— Думаю, что первого будет больше.
— А после этого — великолепная свобода. Об этом надо думать в течение предстоящих недель тяжкого труда и конфликтов: свет в конце туннеля. Кстати, вернулись вы с помпой.
— О, значит вы об этом знаете?
— Моя дорогая Корделия, все знают. Вы сидели рядом с ним так, чтобы все видели. Это родина не только взбитых сливок и сидра, но еще скандалов и сплетен. Это два основных вида здешней промышленности.

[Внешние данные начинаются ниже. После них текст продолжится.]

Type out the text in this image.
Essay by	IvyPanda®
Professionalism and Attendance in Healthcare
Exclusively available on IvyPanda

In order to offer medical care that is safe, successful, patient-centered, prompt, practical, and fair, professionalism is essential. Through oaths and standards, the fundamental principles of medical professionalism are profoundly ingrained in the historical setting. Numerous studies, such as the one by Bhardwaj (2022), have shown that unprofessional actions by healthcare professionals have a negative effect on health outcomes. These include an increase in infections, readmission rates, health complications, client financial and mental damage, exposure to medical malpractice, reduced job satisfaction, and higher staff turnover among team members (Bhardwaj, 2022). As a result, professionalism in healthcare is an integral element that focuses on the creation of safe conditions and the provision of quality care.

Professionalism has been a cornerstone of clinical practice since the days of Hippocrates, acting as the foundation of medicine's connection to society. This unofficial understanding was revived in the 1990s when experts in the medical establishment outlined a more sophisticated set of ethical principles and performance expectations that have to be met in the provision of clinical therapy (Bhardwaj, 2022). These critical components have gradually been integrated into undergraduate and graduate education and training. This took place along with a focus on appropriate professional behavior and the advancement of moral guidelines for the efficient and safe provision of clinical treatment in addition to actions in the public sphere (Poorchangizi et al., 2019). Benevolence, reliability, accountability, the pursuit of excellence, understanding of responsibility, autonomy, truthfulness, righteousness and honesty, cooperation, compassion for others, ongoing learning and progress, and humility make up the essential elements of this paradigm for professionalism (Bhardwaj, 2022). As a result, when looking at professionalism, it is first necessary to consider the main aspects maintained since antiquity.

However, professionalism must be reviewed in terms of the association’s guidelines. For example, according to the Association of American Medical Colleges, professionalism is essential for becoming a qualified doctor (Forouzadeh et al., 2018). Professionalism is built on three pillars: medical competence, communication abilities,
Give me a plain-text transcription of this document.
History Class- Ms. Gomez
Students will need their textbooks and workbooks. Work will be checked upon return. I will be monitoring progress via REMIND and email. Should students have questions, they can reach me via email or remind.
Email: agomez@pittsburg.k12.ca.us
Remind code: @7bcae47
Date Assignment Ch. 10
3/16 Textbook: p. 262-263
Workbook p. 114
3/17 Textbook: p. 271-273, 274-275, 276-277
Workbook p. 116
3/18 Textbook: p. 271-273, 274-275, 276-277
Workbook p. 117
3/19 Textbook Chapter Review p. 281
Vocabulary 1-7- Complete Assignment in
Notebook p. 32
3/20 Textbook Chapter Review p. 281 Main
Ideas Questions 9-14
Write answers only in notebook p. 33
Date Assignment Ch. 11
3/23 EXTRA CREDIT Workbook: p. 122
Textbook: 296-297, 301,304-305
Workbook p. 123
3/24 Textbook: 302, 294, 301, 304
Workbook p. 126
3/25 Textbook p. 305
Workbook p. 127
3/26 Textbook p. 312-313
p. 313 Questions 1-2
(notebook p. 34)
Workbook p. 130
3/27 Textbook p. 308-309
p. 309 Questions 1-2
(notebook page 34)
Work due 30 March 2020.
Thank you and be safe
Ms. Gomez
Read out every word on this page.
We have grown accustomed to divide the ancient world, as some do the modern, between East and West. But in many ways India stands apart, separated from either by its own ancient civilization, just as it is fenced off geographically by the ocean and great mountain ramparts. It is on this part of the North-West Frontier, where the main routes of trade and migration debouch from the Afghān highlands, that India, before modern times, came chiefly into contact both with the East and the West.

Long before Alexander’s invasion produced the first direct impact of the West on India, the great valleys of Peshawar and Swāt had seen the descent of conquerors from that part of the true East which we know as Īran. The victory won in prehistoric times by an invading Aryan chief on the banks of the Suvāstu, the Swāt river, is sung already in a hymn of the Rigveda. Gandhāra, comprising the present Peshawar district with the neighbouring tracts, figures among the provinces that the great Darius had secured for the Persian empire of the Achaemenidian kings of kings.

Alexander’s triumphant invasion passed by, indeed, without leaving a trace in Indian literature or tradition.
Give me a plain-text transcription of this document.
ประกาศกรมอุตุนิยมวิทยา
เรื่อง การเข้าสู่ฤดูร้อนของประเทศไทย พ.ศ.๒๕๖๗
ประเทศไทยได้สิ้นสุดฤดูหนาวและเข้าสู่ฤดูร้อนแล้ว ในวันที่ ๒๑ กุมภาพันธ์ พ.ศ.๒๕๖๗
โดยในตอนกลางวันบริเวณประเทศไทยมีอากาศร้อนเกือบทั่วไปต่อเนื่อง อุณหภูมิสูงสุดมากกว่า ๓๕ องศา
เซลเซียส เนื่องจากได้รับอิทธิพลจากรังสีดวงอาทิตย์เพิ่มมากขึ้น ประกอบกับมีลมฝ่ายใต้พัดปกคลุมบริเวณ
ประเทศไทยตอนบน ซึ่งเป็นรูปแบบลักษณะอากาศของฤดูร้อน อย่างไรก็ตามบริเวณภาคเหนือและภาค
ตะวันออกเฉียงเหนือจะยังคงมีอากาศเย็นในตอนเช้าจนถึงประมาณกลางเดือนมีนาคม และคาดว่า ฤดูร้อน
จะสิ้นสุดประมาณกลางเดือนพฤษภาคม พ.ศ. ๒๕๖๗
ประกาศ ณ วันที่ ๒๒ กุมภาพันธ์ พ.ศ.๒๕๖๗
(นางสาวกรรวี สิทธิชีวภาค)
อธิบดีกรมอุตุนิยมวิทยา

— Уверяю вас, скандалу нет оснований касаться меня.
— Я рада. Мне не хотелось бы, чтобы вас пронзили кинжалом, а ваши останки погребли под развалинами алтаря… или, возможно, чтобы ваше тело однажды темной ночью бросили в рыбный пруд. Мне мадам Мартиндейл кажется вполне способной применить методы Борджиа или Медичи, если на нее найдет такое настроение.
— Она, несомненно, выглядит несколько театрально.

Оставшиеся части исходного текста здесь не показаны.